Most Mexicans are friendly. Whether my husband and I are out for our morning walk or sauntering through the village before noon, we receive an abundance of voices sharing buenos dias. It is the rare occasion when a Mexican passerby doesn’t throw out a welcome, no matter what time of day. Of course, we always reciprocate, and this season, we attempt to greet them first, whether it be a buenos dias (good morning), buenas tardes (good afternoon) or buenas noches (good evening). Sometimes, we slip out an hola (hi/hello) instead.
Although the people haven’t changed, things are definitely not the same as in previous years. More crime has found its way here, and non-Mexicans aren’t out as much in the evenings or frequenting the restaurants in the village as they once were.

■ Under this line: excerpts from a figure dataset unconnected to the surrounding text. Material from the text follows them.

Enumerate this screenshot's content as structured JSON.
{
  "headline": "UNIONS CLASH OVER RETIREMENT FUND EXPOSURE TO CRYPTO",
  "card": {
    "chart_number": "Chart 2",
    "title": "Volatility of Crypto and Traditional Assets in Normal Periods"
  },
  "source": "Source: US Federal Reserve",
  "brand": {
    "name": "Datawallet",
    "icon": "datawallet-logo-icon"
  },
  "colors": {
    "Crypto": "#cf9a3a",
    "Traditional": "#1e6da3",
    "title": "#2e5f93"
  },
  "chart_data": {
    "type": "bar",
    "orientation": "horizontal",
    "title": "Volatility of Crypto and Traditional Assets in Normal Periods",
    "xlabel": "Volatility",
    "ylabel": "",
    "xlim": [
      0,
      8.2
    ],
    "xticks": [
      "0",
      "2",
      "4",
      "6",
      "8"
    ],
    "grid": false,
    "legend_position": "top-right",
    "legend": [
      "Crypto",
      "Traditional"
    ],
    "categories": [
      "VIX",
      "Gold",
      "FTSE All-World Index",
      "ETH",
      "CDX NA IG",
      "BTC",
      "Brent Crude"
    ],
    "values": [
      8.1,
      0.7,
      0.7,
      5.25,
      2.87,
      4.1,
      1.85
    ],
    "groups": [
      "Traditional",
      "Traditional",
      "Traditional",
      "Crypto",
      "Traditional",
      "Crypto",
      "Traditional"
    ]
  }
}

My husband and I don’t feel any more afraid this year than we have in other years. We still go out walking, morning or night, but we are more cognizant of our surroundings and safety lingers in the backs of our minds. Most of the fear we do feel is due to the talk from other ex-pats; we haven’t experienced anything firsthand (knock on wood). We have always locked our doors and watched where we walk.
There is no question that crime has increased here. A google search of “Ajijic” and “crime” will attest to that.
Crime has also increased in our home of Halifax, Nova Scotia. Last year, in 2011, there were 19 murders, up from 11 in 2010. Statistics Canada reports 594 murders in 2007 in all of Canada.
The National Post in November 2010, stated: “According to Foreign Affairs Canada, 112 Canadians have been killed in accidents, murders, drownings or suicides since Mexico started an aggressive war against its various drug cartels in Feb. 2006. From that number, 15 Canadians were murdered or died in suspicious deaths.” In 2010, out of 1,626,200 Canadians visiting Mexico, there were 4 Canadians murdered.
The website www.disaster.com states there were 14,748 murders in the United States in 2010. Twenty million Americans visit Mexico every year and approximately 50 of those are killed during a violent crime, according to the U.S. Department of State (December 23, 2009). One travel advisory issued by the U.S. State Department in 2011 reported that 111 U.S. citizens were killed in Mexico in 2010.
According to the CBC, there were 18,601 murders relating to drug killings in Mexico in 2011, which is about fifty-one killings every day, whereas the year before the average was nine or ten per day.
The population of Mexico is over three times that of Canada, and the population of the United States is over three times that of Mexico. Comparing these statistics, the rate of killings is definitely higher in Mexico, but most of the crime in Mexico is in certain areas and executed by a select few – places tourists don’t usually frequent and people they don’t normally cross paths with.
One has to take responsibility for how one acts, where one goes, what one does, no matter where one lives.
Back home in Canada, the radio wakes us every morning to the news of yet another stabbing or gunshot or robbery. Most times, we don’t lock our doors there, however we do here. Prospective robbers have a tendency to see an opportunity and take advantage of it, like an open window or an unlocked gate. It is more of a necessity in this area to secure one’s home, although my husband and I have agreed that we will begin locking our doors when we return home to Canada.
Mexicans are aware of their foreign neighbours and immediately spot a newcomer. Apparently, even when unfamiliar Mexicans enter the village, the villagers notice and keep a watchful eye on them.
The unspoken philosophy is: treat the Mexicans well, and they will treat you well. Be friendly to them, they’ll be friendly to you. They will watch over your home, unbeknownst to you; they want their neighbourhood as safe as you do. The majority of Mexicans are normal, law-abiding citizens, like the rest of us.
My husband and I walk back home in the Halifax area. No one gives us a “good morning” or a “hello”. No one even takes notice of our passing, most times. Even most non-Mexicans here in Ajijic shout out a greeting when we pass. Perhaps it has more to do with the perfect climate and a less stressful life than the people. Who can not be happy in a paradise such as the one we winter in?
But…why can’t people be friendlier at home, like they are here? Why can’t the world be a kinder, gentler place?
(This is the unedited version of the article which appeared in the March 15, 2012, issue of The Lake Chapala Review.)